C'est le principal car il fut appliqué durant 25 ans. La concession reste gratuite , mais l'obligation de résidence est ramenée à 3 ans sous condition d'avoir investi au moins 100 francs par hectare. Les concessions seront agrandies : 40 ha au maximum. En 1892, le G.G Cambon garda la gratuité de la concession, mais exigea que le demandeur possède un capital de 5 000 Francs. On ne voulait pas attirer de pauvres gens, mais des cultivateurs capables d'investir.
   ·       
Décret du 13 septembre 1904 sous le G.G Célestin Jonnart.
Il prévoit quatre modes d'attribution.
Un " normal " : vente à prix fixe à bureau ouvert (à Alger pour le Titteri).
Un " secondaire " pour les fermes isolées : vente aux enchères par adjudication publique.
Et deux exceptionnels : vente de gré à gré ou concession gratuite. La gratuité n'est donc pas abandonnée, mais elle coûte trop cher et on souhaite s'en passer. Par ailleurs l'obligation de résidence est allongée à 10 ans et il est interdit de vendre, avant 20 ans, à un indigène ou à un non-cultivateur. Il y avait eu trop d'exemples de colons qui revendaient leurs terres et quittaient le village aussitôt que possible.
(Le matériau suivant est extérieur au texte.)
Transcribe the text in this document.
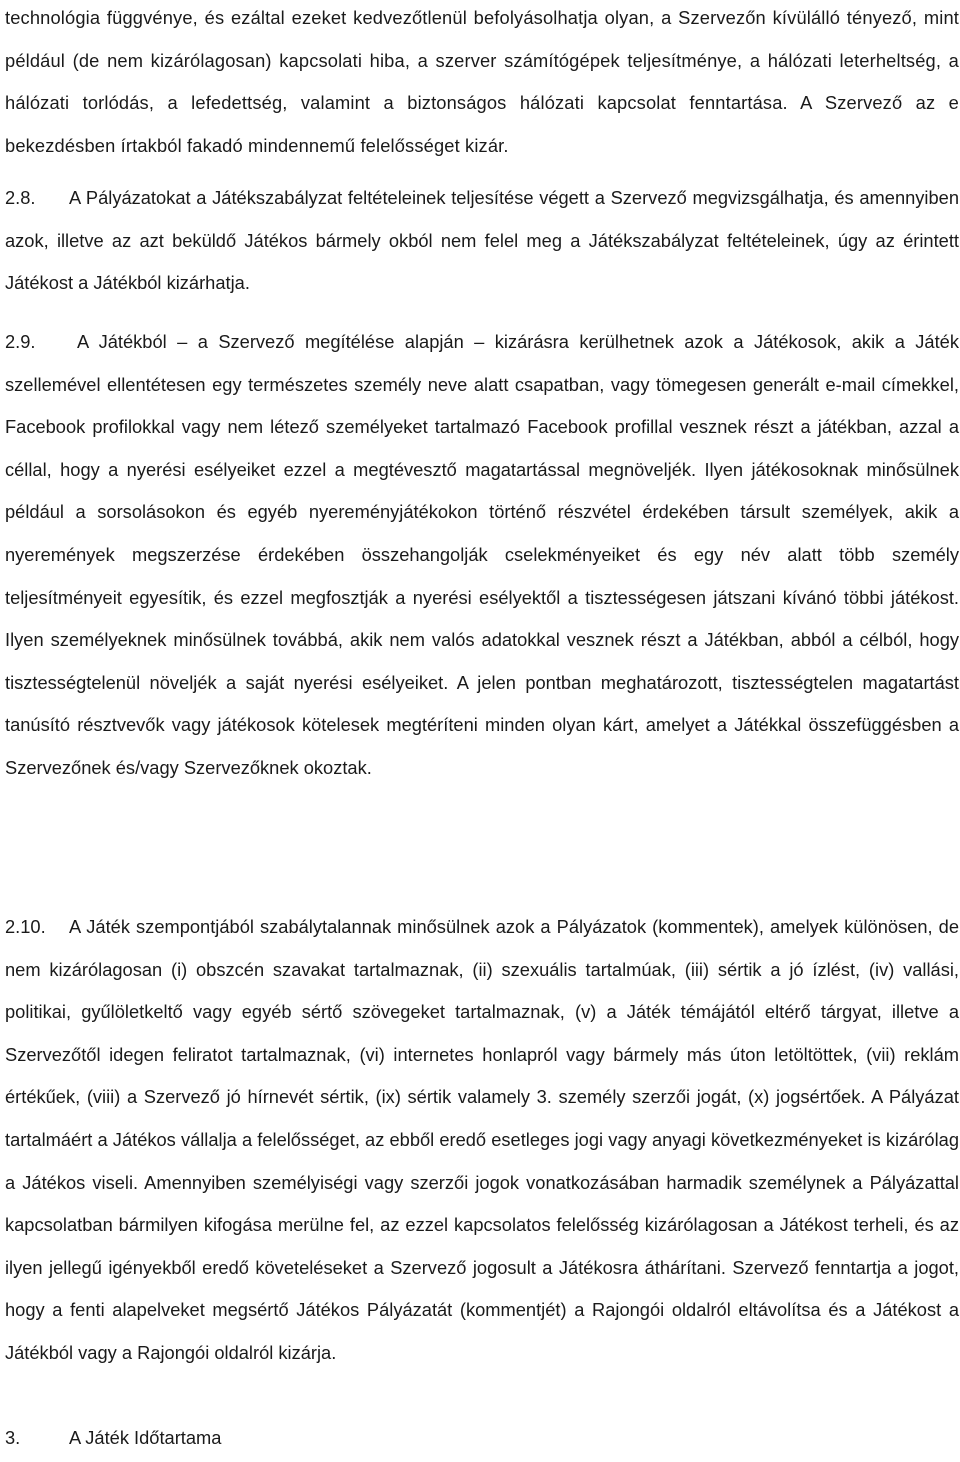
technológia függvénye, és ezáltal ezeket kedvezőtlenül befolyásolhatja olyan, a Szervezőn kívülálló tényező, mint például (de nem kizárólagosan) kapcsolati hiba, a szerver számítógépek teljesítménye, a hálózati leterheltség, a hálózati torlódás, a lefedettség, valamint a biztonságos hálózati kapcsolat fenntartása. A Szervező az e bekezdésben írtakból fakadó mindennemű felelősséget kizár.

2.8. A Pályázatokat a Játékszabályzat feltételeinek teljesítése végett a Szervező megvizsgálhatja, és amennyiben azok, illetve az azt beküldő Játékos bármely okból nem felel meg a Játékszabályzat feltételeinek, úgy az érintett Játékost a Játékból kizárhatja.

2.9. A Játékból – a Szervező megítélése alapján – kizárásra kerülhetnek azok a Játékosok, akik a Játék szellemével ellentétesen egy természetes személy neve alatt csapatban, vagy tömegesen generált e-mail címekkel, Facebook profilokkal vagy nem létező személyeket tartalmazó Facebook profillal vesznek részt a játékban, azzal a céllal, hogy a nyerési esélyeiket ezzel a megtévesztő magatartással megnöveljék. Ilyen játékosoknak minősülnek például a sorsolásokon és egyéb nyereményjátékokon történő részvétel érdekében társult személyek, akik a nyeremények megszerzése érdekében összehangolják cselekményeiket és egy név alatt több személy teljesítményeit egyesítik, és ezzel megfosztják a nyerési esélyektől a tisztességesen játszani kívánó többi játékost. Ilyen személyeknek minősülnek továbbá, akik nem valós adatokkal vesznek részt a Játékban, abból a célból, hogy tisztességtelenül növeljék a saját nyerési esélyeiket. A jelen pontban meghatározott, tisztességtelen magatartást tanúsító résztvevők vagy játékosok kötelesek megtéríteni minden olyan kárt, amelyet a Játékkal összefüggésben a Szervezőnek és/vagy Szervezőknek okoztak.

2.10. A Játék szempontjából szabálytalannak minősülnek azok a Pályázatok (kommentek), amelyek különösen, de nem kizárólagosan (i) obszcén szavakat tartalmaznak, (ii) szexuális tartalmúak, (iii) sértik a jó ízlést, (iv) vallási, politikai, gyűlöletkeltő vagy egyéb sértő szövegeket tartalmaznak, (v) a Játék témájától eltérő tárgyat, illetve a Szervezőtől idegen feliratot tartalmaznak, (vi) internetes honlapról vagy bármely más úton letöltöttek, (vii) reklám értékűek, (viii) a Szervező jó hírnevét sértik, (ix) sértik valamely 3. személy szerzői jogát, (x) jogsértőek. A Pályázat tartalmáért a Játékos vállalja a felelősséget, az ebből eredő esetleges jogi vagy anyagi következményeket is kizárólag a Játékos viseli. Amennyiben személyiségi vagy szerzői jogok vonatkozásában harmadik személynek a Pályázattal kapcsolatban bármilyen kifogása merülne fel, az ezzel kapcsolatos felelősség kizárólagosan a Játékost terheli, és az ilyen jellegű igényekből eredő követeléseket a Szervező jogosult a Játékosra áthárítani. Szervező fenntartja a jogot, hogy a fenti alapelveket megsértő Játékos Pályázatát (kommentjét) a Rajongói oldalról eltávolítsa és a Játékost a Játékból vagy a Rajongói oldalról kizárja.

3.	A Játék Időtartama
Comme on commence à aborder les hautes plaines steppiques la concession peut atteindre 200 ha. Les 2/3 des lots sont réservés à des immigrants, car le but n'est pas de déplacer des colons, mais d'en attirer de nouveaux.

Le problème du coût avait d'ailleurs fait échouer en 1882 le projet du G.G. Tirman dit des 50 millions. Ce projet prévoyait de créer avec ces 50 millions, 300 villages de 50 feux sur 600 000 ha. Mais à Paris les députés l'ont rejeté par 249 voix contre 211 au motif qu'il coûtait trop cher et qu'il entraînerait trop d'expropriations et de mécontentements dans les tribus concernées.
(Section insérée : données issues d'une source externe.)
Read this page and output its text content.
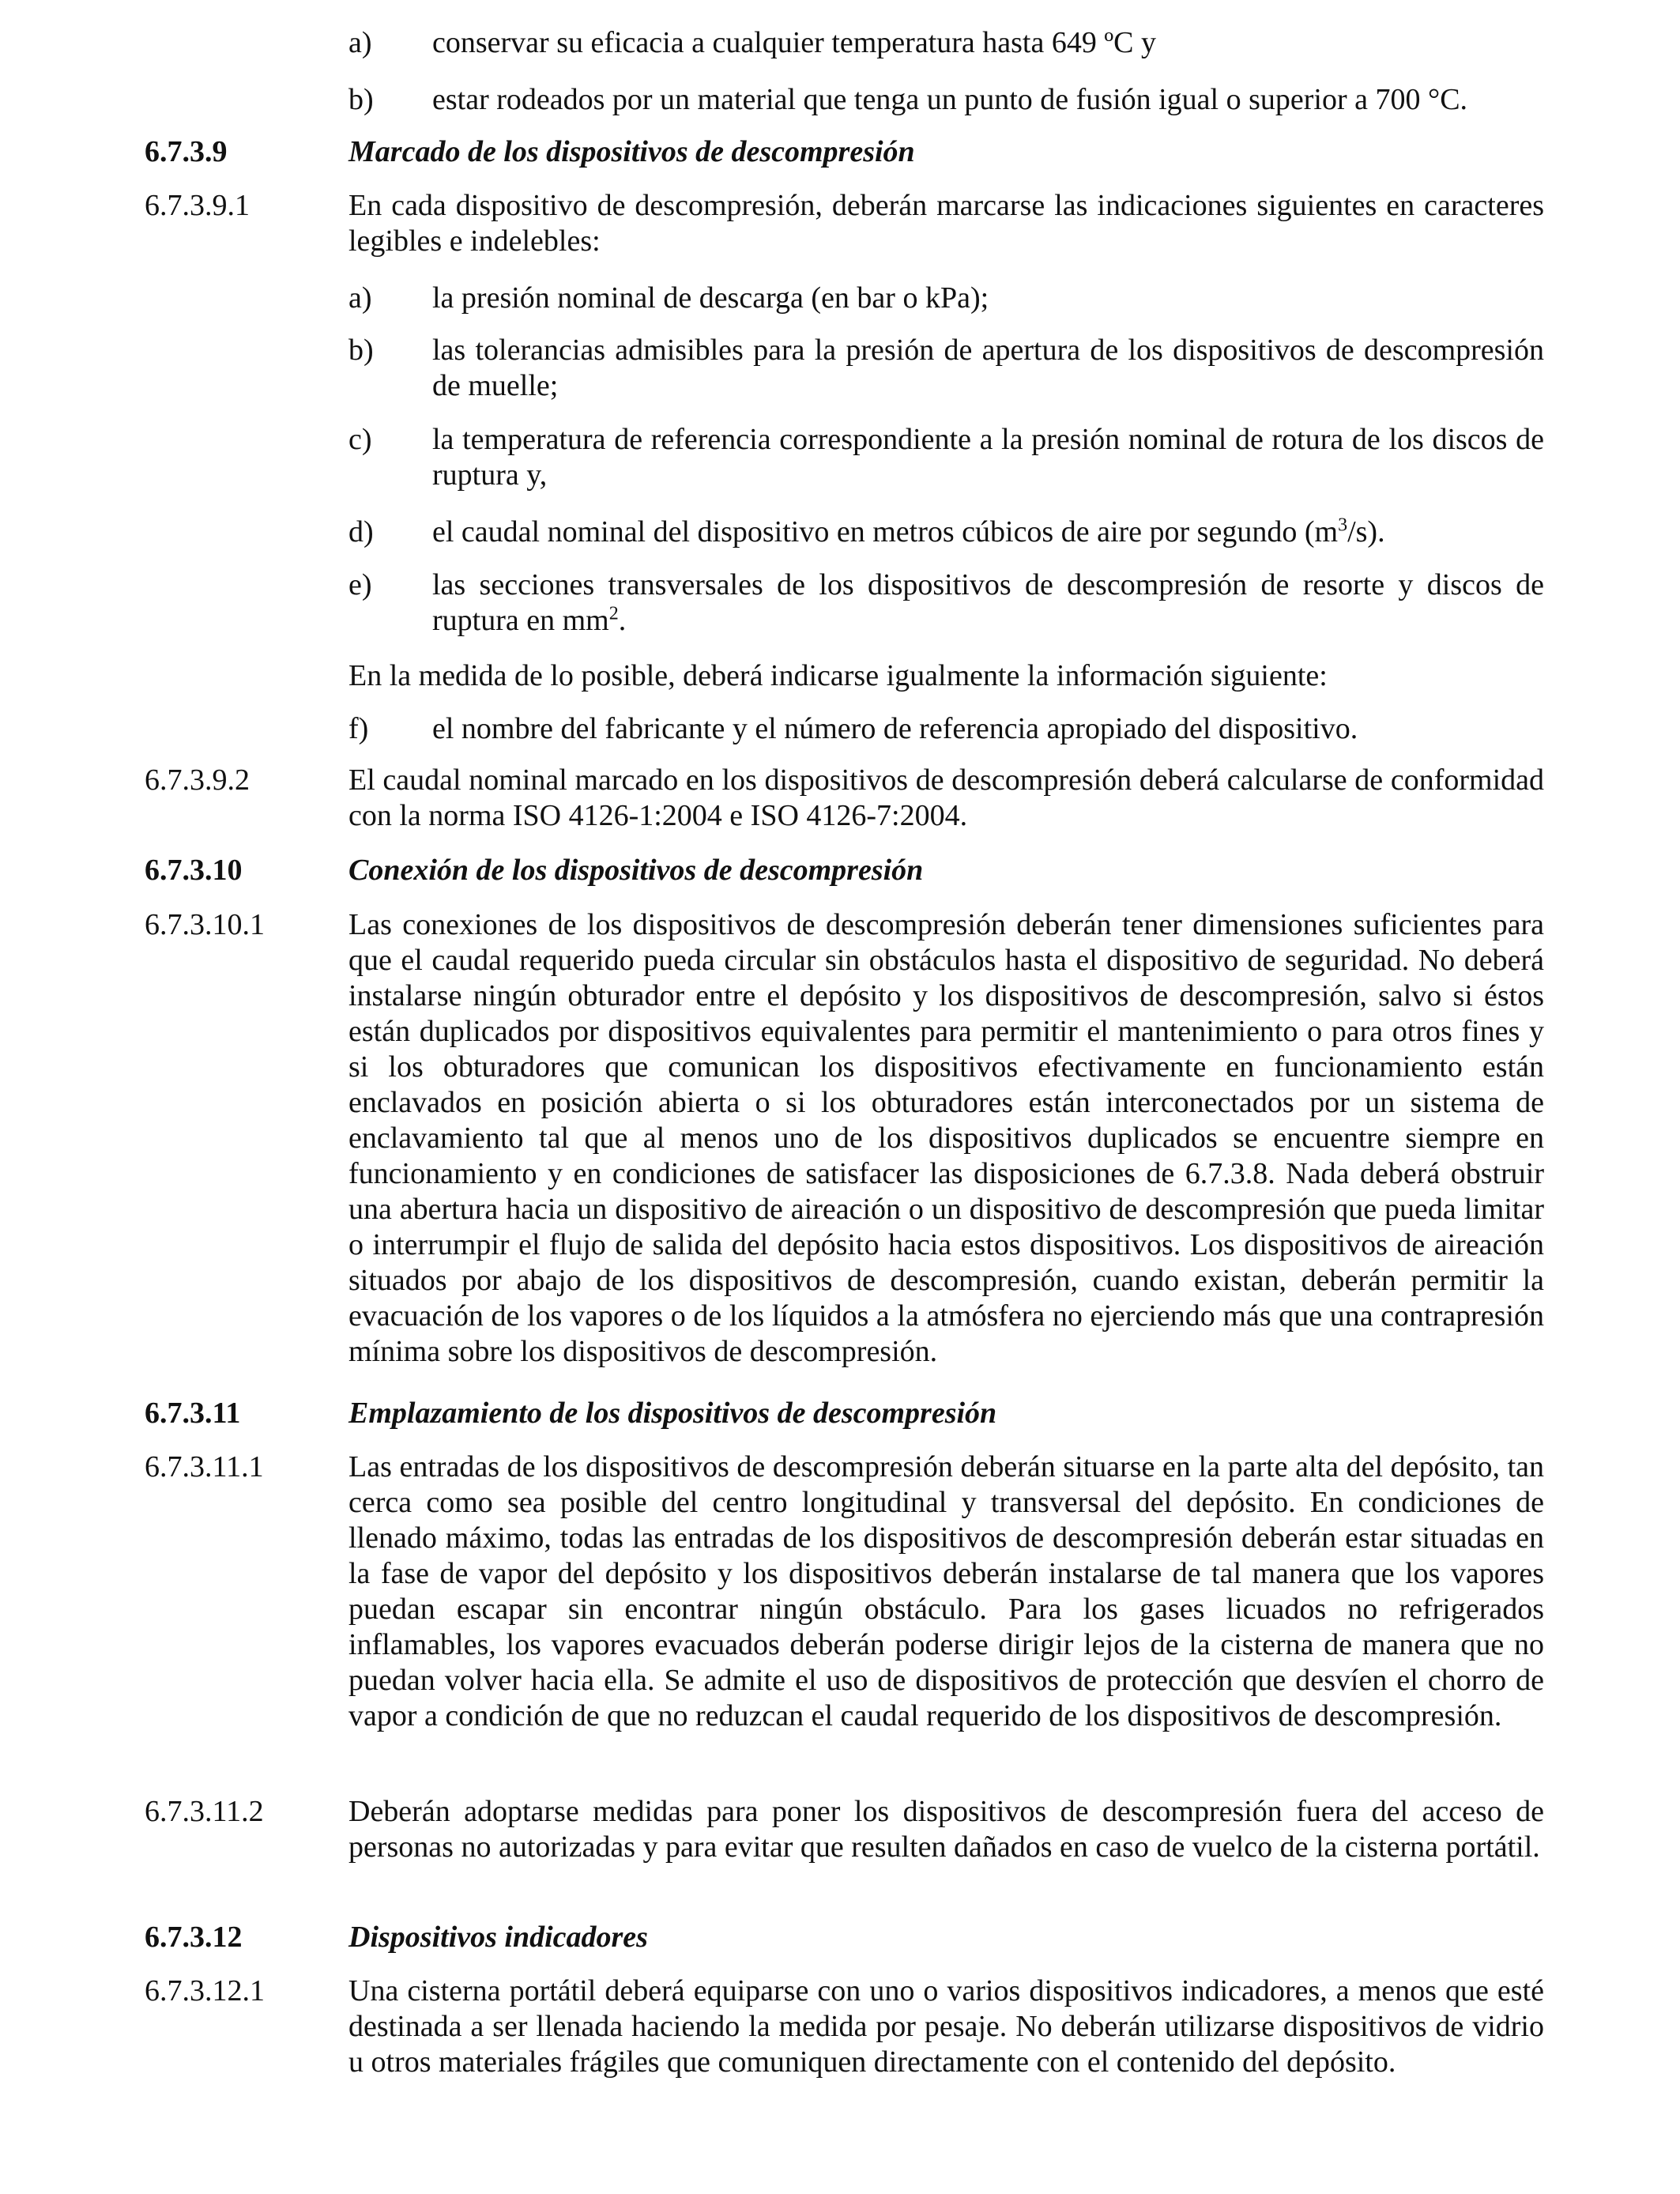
a) conservar su eficacia a cualquier temperatura hasta 649 ºC y
b) estar rodeados por un material que tenga un punto de fusión igual o superior a 700 °C.
6.7.3.9	Marcado de los dispositivos de descompresión
6.7.3.9.1	En cada dispositivo de descompresión, deberán marcarse las indicaciones siguientes en caracteres legibles e indelebles:
a) la presión nominal de descarga (en bar o kPa);
b) las tolerancias admisibles para la presión de apertura de los dispositivos de descompresión de muelle;
c) la temperatura de referencia correspondiente a la presión nominal de rotura de los discos de ruptura y,
d) el caudal nominal del dispositivo en metros cúbicos de aire por segundo $(m^3/s)$.
e) las secciones transversales de los dispositivos de descompresión de resorte y discos de ruptura en $mm^2$.
En la medida de lo posible, deberá indicarse igualmente la información siguiente:
f) el nombre del fabricante y el número de referencia apropiado del dispositivo.
6.7.3.9.2	El caudal nominal marcado en los dispositivos de descompresión deberá calcularse de conformidad con la norma ISO 4126-1:2004 e ISO 4126-7:2004.
6.7.3.10	Conexión de los dispositivos de descompresión
6.7.3.10.1	Las conexiones de los dispositivos de descompresión deberán tener dimensiones suficientes para que el caudal requerido pueda circular sin obstáculos hasta el dispositivo de seguridad. No deberá instalarse ningún obturador entre el depósito y los dispositivos de descompresión, salvo si éstos están duplicados por dispositivos equivalentes para permitir el mantenimiento o para otros fines y si los obturadores que comunican los dispositivos efectivamente en funcionamiento están enclavados en posición abierta o si los obturadores están interconectados por un sistema de enclavamiento tal que al menos uno de los dispositivos duplicados se encuentre siempre en funcionamiento y en condiciones de satisfacer las disposiciones de 6.7.3.8. Nada deberá obstruir una abertura hacia un dispositivo de aireación o un dispositivo de descompresión que pueda limitar o interrumpir el flujo de salida del depósito hacia estos dispositivos. Los dispositivos de aireación situados por abajo de los dispositivos de descompresión, cuando existan, deberán permitir la evacuación de los vapores o de los líquidos a la atmósfera no ejerciendo más que una contrapresión mínima sobre los dispositivos de descompresión.
6.7.3.11	Emplazamiento de los dispositivos de descompresión
6.7.3.11.1	Las entradas de los dispositivos de descompresión deberán situarse en la parte alta del depósito, tan cerca como sea posible del centro longitudinal y transversal del depósito. En condiciones de llenado máximo, todas las entradas de los dispositivos de descompresión deberán estar situadas en la fase de vapor del depósito y los dispositivos deberán instalarse de tal manera que los vapores puedan escapar sin encontrar ningún obstáculo. Para los gases licuados no refrigerados inflamables, los vapores evacuados deberán poderse dirigir lejos de la cisterna de manera que no puedan volver hacia ella. Se admite el uso de dispositivos de protección que desvíen el chorro de vapor a condición de que no reduzcan el caudal requerido de los dispositivos de descompresión.
6.7.3.11.2	Deberán adoptarse medidas para poner los dispositivos de descompresión fuera del acceso de personas no autorizadas y para evitar que resulten dañados en caso de vuelco de la cisterna portátil.
6.7.3.12	Dispositivos indicadores
6.7.3.12.1	Una cisterna portátil deberá equiparse con uno o varios dispositivos indicadores, a menos que esté destinada a ser llenada haciendo la medida por pesaje. No deberán utilizarse dispositivos de vidrio u otros materiales frágiles que comuniquen directamente con el contenido del depósito.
Les quatre villages de colonisation de la commune mixte de Berrouaghia

Ce sont à 13 km Ben Chicao ; à 15 km Loverdo ; à 18 km Nelsonbourg ; à 29 km Champlain.

Ces 4 villages ont quelques points communs. Ce sont des villages de moyenne montagne bénéficiant d'un climat à hivers froids et de terroirs propices à une viticulture de qualité. Malgré leur taille modeste ces villages ont connu une prospérité relative grâce à leurs vins VDQS qui préservaient leurs colons des crises récurrentes de surproduction et de mévente des vins de table. Je dis relative car tous les colons n'ont pas réussi pareillement et en 1954 il y vivait moins d'européens qu'au début. Mais il en restait tout de même pas mal :
                                             77 à Nelsonbourg sur 3125 hab
                                             101 à Champlain sur 2570 hab
                                             136 à Ben-Chicao sur 2057 hab
                                             170 à Loverdo sur 7126 hab
Ii y avait une cave coopérative dans chacun de ces quatre villages.

Leur terroir a été presque entièrement défriché. Des forêts ou des broussailles originelles il n'existait plus après 1945 que des lambeaux sur des sommets ; et encore pas sur tous.

Ils ont aussi en commun un village centre pas vraiment conforme au plan en damier carré habituel avec place centrale. Ce sont quasiment des villages rues allongés le long ou en bordure de la route départementale ou nationale qui les traverse.

Ces villages sont devenus chefs-lieux de CPE en 1947 et de SAS en 1956.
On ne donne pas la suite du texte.